Bild: Aufregung im Parlament: Regierungschef Andrej Plenkovic mit Kollegen im S…
Es gab mal Zeiten, da konnte man kroatische Luft in Dosen kaufen. Das war
ernst gemeint. Das war in den 1990er Jahren, als nicht Touristen, sondern
UN-Soldaten an den Stränden Kroatiens lagen, während die Kroaten ihren
blutjungen Staat von serbischen und anderen Minderheiten reinigten und
dabei eine Blutspur hinterließen.
Die Dosen mit nichts drin, die den fanatischen Nationalismus unfreiwillig
zu einer Lachnummer degradierten, waren selbstverständlich
schachbrettgemustert. So schachbrettgemustert wie das [1][Oberteil der
Staatspräsidentin Kolinda Grabar Kitarovic], das sie in der Moskauer
Umkleidekabine nach dem Viertelfinalsieg trug und das Halstuch, das sie auf
dem Nato-Gipfel vor dem Halbfinale stolz präsentierte.
Dass spätestens seit Mittwochabend der Ausnahmezustand herrscht, ist
logisch. Nachrichtenportale meldeten am Donnerstag früh, dass sie bis zum
Finale nicht mehr über Probleme im Land berichten werden. Sämtliche
Regierungsmitglieder tauchten nach [2][dem Halbfinalsieg gegen England] in
Schachbretttrikots auf.
Zum ersten Mal betritt dieser kleine Staat nun mit dem Finaleinzug eine
Weltbühne, ohne dass es vorher Mord und Totschlag gab. Bis heute werden die
in Den Haag als Kriegsverbrecher verurteilten kroatischen Generäle als
Helden gefeiert. Die Blutspur der neunziger Jahre gilt auch unter der
aktuellen Regierung bis heute als notwendige Verteidigungslinie.

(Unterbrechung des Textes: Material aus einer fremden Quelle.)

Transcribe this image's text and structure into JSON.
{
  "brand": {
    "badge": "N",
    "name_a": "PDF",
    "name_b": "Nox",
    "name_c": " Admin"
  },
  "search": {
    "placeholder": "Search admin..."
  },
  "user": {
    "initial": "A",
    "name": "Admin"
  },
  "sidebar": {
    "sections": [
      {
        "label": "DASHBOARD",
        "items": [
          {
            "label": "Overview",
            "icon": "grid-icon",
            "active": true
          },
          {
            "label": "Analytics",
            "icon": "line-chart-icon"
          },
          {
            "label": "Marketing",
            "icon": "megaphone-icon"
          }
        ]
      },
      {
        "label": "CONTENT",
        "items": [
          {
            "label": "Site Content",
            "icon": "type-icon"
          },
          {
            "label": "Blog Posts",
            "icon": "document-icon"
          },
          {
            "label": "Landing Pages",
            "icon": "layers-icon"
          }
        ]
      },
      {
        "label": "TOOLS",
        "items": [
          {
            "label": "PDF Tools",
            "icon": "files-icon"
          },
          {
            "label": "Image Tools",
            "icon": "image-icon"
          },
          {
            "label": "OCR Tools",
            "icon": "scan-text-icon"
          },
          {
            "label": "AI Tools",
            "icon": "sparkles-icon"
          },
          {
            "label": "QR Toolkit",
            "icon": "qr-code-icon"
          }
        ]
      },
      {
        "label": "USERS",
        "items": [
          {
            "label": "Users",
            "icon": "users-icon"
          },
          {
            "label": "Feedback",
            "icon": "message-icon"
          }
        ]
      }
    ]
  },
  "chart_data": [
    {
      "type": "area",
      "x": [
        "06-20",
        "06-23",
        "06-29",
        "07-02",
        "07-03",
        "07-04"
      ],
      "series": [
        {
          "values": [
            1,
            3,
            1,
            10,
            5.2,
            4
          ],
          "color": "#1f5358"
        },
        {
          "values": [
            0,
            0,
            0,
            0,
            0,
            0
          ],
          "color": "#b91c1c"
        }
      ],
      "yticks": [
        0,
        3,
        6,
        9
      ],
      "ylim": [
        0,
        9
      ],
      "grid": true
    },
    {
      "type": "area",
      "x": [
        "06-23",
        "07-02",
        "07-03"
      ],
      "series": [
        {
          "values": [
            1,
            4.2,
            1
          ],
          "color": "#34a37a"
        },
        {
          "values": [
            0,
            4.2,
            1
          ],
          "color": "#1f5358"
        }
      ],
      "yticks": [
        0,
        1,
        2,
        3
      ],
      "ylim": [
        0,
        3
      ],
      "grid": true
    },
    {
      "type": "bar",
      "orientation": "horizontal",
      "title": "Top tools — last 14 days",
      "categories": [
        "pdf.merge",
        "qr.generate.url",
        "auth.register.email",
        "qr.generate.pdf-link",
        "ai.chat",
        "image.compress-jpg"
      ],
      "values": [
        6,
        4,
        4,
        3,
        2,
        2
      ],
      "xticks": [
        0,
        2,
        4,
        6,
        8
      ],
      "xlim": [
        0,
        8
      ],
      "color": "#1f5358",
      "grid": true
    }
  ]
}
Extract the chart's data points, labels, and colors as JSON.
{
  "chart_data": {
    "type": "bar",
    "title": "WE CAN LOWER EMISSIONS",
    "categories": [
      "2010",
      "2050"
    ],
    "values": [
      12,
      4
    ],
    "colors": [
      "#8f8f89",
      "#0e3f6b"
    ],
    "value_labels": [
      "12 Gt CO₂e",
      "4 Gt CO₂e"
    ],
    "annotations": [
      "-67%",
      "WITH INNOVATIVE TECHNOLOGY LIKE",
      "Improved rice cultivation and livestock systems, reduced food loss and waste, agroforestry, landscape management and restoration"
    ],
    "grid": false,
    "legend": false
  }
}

Das eine sind Rechtsradikale, die gibt es überall und sind im kroatischen
Schachbrettwettbewerb daran zu erkennen, dass ihr Brett in der linken
oberen Ecke mit einem weißen Feld beginnt. Natürlich hört man die in diesen
Tagen faschistische Lieder von faschistischen Liedermachern singen.
## Auch eine zivilbürgerliche Schicht
Aber das wird in Frankreich nicht ganz anders sein. Wobei die natürlich im
Vorteil sind, weil ihre Nationalhymne nun mal schon was älter ist und zwar
auch recht martialisch, aber eben auch schwer republikanisch ist, während
die Kroaten in „unserer schönen Heimat“ hängen bleiben.
Selbstverständlich gibt es auch in Kroatien eine zivilbürgerliche Schicht,
die mit diesem Fanatismus nichts anfangen kann und ihren Mini-Staat am
liebsten noch weiter minimieren würden, indem sie sich vom Süden des
Landes, der traditionell ärmer und fanatischer ist, loslösen.
Auf meiner Flixbusreise am Freitag Richtung Kroatien unterhalten sich auf
der Raststätte in Österreich Vito und Valentin im Schachbrett-Trikot mit
einem Reisenden aus Südafrika. Alle drei sind sich einig: „Apartheid is
shit. Croatia will win“. Und sofort kommen alle restlichen Kroaten auf dem
großen Parkplatz zu der kleinen Gruppe und jeder beschwört den anderen,
dass Kroatien den „schönsten und besten Fußball der Welt“ spielt.
Kroatien ist Weltklasse! „Svjetski!“ wie es die Patrioten in Kroatien nicht
nur so gern über ihren Fußball, sondern auch zu ihrem Schinken, ihrem Wein,
ihrem Meer und ihrer Luft sagen. Sogar einige Nachbarn aus dem ehemaligen
Jugoslawien sieht man in großen Karos. Selbst ich bin spontan nach Kroatien
gefahren und werde mir so eine Schachbrettmütze aufsetzen.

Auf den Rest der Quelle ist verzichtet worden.